16:00:55 <ihrachys> #startmeeting neutron_ci
16:00:56 <openstack> Meeting started Tue Mar 14 16:00:55 2017 UTC and is due to finish in 60 minutes.  The chair is ihrachys. Information about MeetBot at http://wiki.debian.org/MeetBot.
16:00:58 <openstack> Useful Commands: #action #agreed #help #info #idea #link #topic #startvote.
16:00:58 <manjeets> hi
16:01:00 <openstack> The meeting name has been set to 'neutron_ci'
16:01:07 <ihrachys> hi everyone
16:01:21 <jlibosva> hi
16:01:43 <dasanind> hi
16:02:10 * ihrachys waves back at manjeets, jlibosva, and dasanind
16:02:11 <ihrachys> #topic Action items from previous meeting
16:02:26 <ihrachys> first was: "ihrachys fix e-r bot not reporting in irc channel"

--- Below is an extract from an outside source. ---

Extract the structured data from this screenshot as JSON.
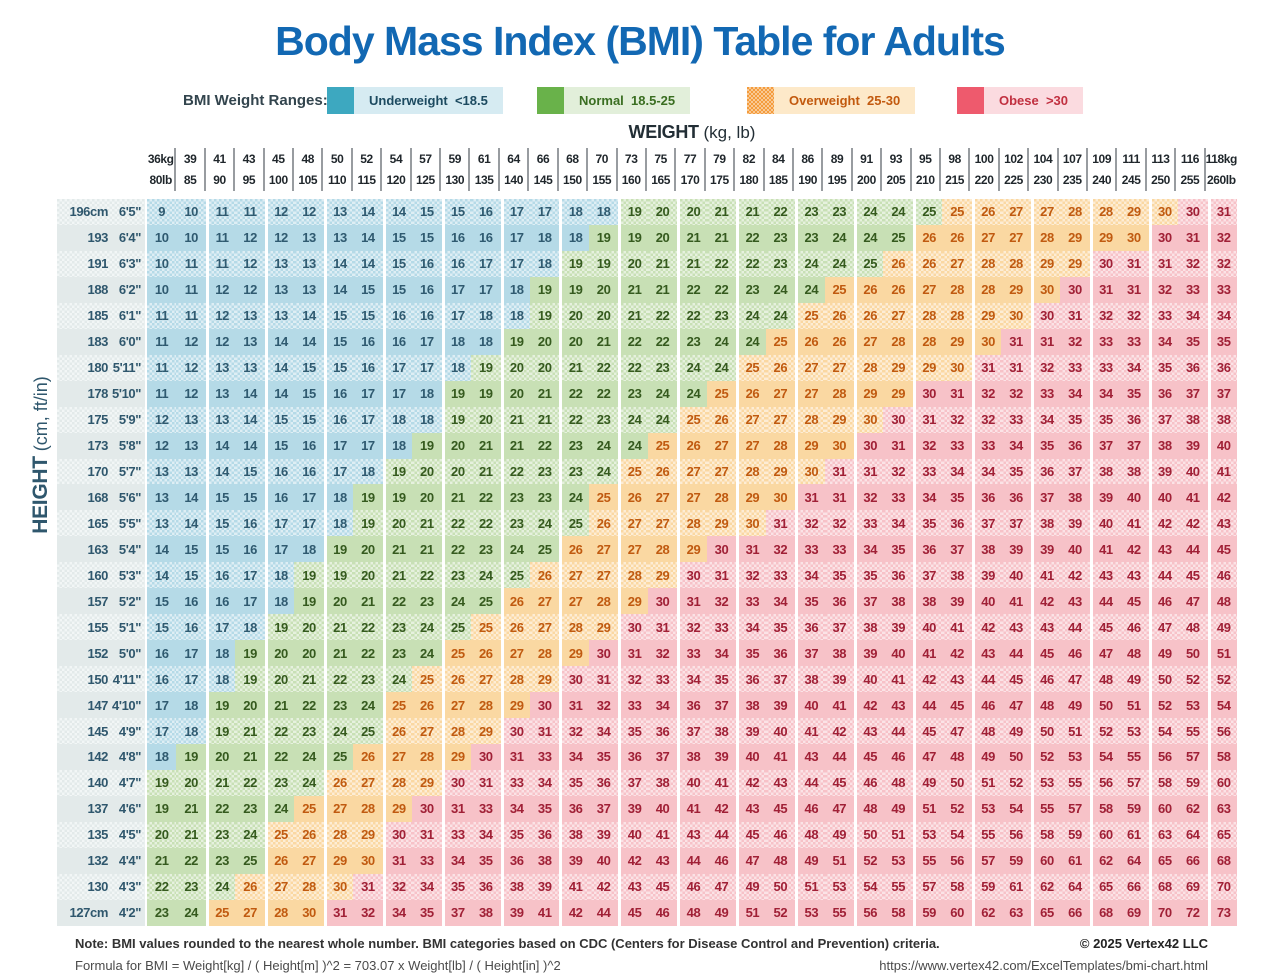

16:03:15 <ihrachys> I haven't got to that one just yet, need to talk to mtreinish I guess on why it's not reporting, I suspect wrong configuration that is too limiting. lemme repeat the action for the next week.
16:03:21 <ihrachys> #action ihrachys fix e-r bot not reporting in irc channel
16:03:32 <ihrachys> next was "ihrachys to clean up dsvm-scenario flavor handling from gate-hook"

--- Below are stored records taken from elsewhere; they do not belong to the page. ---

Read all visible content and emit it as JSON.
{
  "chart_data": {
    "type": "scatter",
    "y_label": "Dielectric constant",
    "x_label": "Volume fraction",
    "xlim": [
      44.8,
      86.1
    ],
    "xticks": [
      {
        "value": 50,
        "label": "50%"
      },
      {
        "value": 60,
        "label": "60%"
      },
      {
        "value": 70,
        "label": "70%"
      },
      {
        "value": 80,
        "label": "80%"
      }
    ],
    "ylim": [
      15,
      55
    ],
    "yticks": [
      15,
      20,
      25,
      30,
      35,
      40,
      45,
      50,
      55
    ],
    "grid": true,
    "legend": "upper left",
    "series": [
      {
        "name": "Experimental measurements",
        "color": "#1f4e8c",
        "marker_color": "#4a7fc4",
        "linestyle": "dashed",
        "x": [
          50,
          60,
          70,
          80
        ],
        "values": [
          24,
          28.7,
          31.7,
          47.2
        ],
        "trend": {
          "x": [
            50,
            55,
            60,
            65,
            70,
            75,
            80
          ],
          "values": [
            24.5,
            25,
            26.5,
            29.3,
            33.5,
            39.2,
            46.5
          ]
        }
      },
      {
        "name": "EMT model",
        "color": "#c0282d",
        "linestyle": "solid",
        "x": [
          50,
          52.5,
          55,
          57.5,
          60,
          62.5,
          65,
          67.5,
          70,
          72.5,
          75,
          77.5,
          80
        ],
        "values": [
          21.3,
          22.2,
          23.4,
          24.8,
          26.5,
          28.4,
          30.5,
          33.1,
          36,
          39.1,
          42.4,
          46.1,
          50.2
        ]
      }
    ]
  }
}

16:03:35 <ihrachys> that happened
16:03:49 <ihrachys> we landed https://review.openstack.org/#/c/442758/
16:05:03 <ihrachys> beyond cleanup, there is some failure in ovs scenario job that started showing up after latest hook rework
16:05:08 <ihrachys> we will discuss later
16:05:22 <ihrachys> next was "ihrachys to walk thru list of open gate failure bugs and give them love"

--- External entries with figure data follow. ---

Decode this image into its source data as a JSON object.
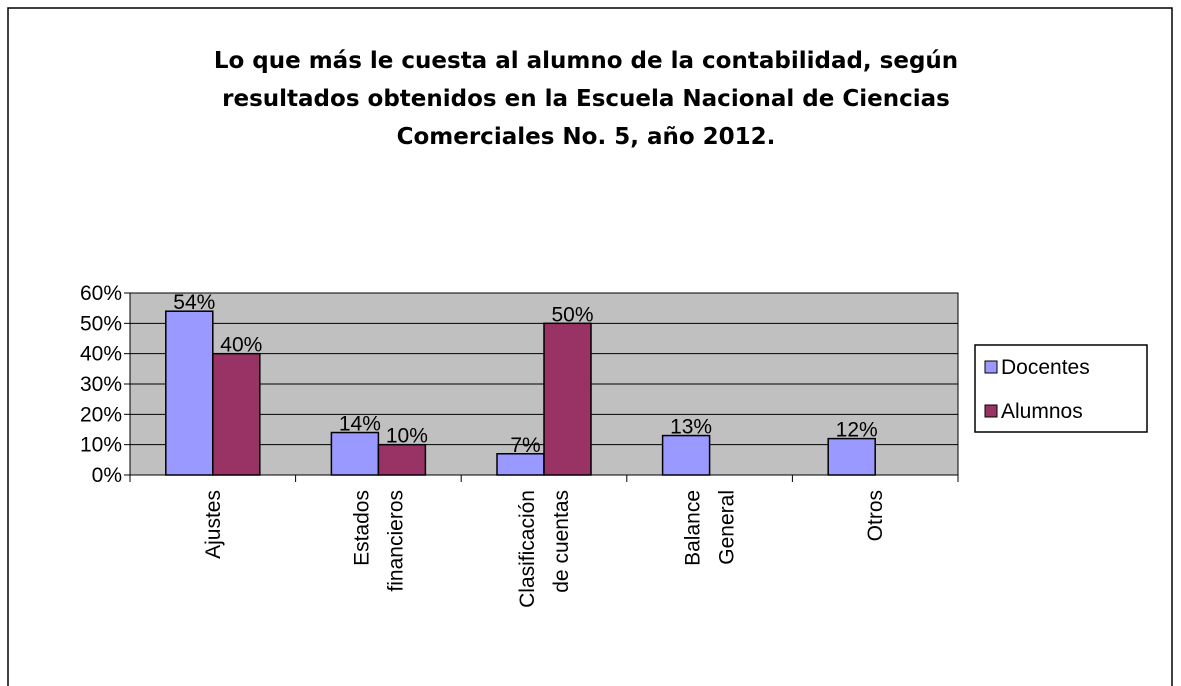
{
  "chart_data": {
    "type": "bar",
    "title": "Lo que más le cuesta al alumno de la contabilidad, según\nresultados obtenidos en la Escuela Nacional de Ciencias\nComerciales No. 5, año 2012.",
    "categories": [
      "Ajustes",
      "Estados\nfinancieros",
      "Clasificación\nde cuentas",
      "Balance\nGeneral",
      "Otros"
    ],
    "series": [
      {
        "name": "Docentes",
        "color": "#9999ff",
        "values": [
          54,
          14,
          7,
          13,
          12
        ],
        "value_labels": [
          "54%",
          "14%",
          "7%",
          "13%",
          "12%"
        ]
      },
      {
        "name": "Alumnos",
        "color": "#993366",
        "values": [
          40,
          10,
          50,
          null,
          null
        ],
        "value_labels": [
          "40%",
          "10%",
          "50%",
          null,
          null
        ]
      }
    ],
    "ylim": [
      0,
      60
    ],
    "yticks": [
      {
        "value": 0,
        "label": "0%"
      },
      {
        "value": 10,
        "label": "10%"
      },
      {
        "value": 20,
        "label": "20%"
      },
      {
        "value": 30,
        "label": "30%"
      },
      {
        "value": 40,
        "label": "40%"
      },
      {
        "value": 50,
        "label": "50%"
      },
      {
        "value": 60,
        "label": "60%"
      }
    ],
    "grid": true,
    "legend": "right",
    "plot_background": "#c0c0c0"
  }
}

16:05:30 <ihrachys> I did, closed some bugs that didn't seem relevant
16:05:39 <ihrachys> ok next was "ihrachys to chase down armax on d-g local.conf breakage assessment for stadium"
16:06:31 <ihrachys> armax posted some patches since then: https://review.openstack.org/442884 for client, https://review.openstack.org/442890 for fwaas
16:06:55 <ihrachys> both were backported into stable branches
16:07:32 <ihrachys> there is also ongoing work for sfc gate: https://review.openstack.org/#/c/445037/ and https://review.openstack.org/#/c/442882/
16:07:45 <ihrachys> I assume that's all there is
16:08:10 <ihrachys> ok next was "haleyb and mlavalle to investigate what makes dvr gate job failing with 25% rate"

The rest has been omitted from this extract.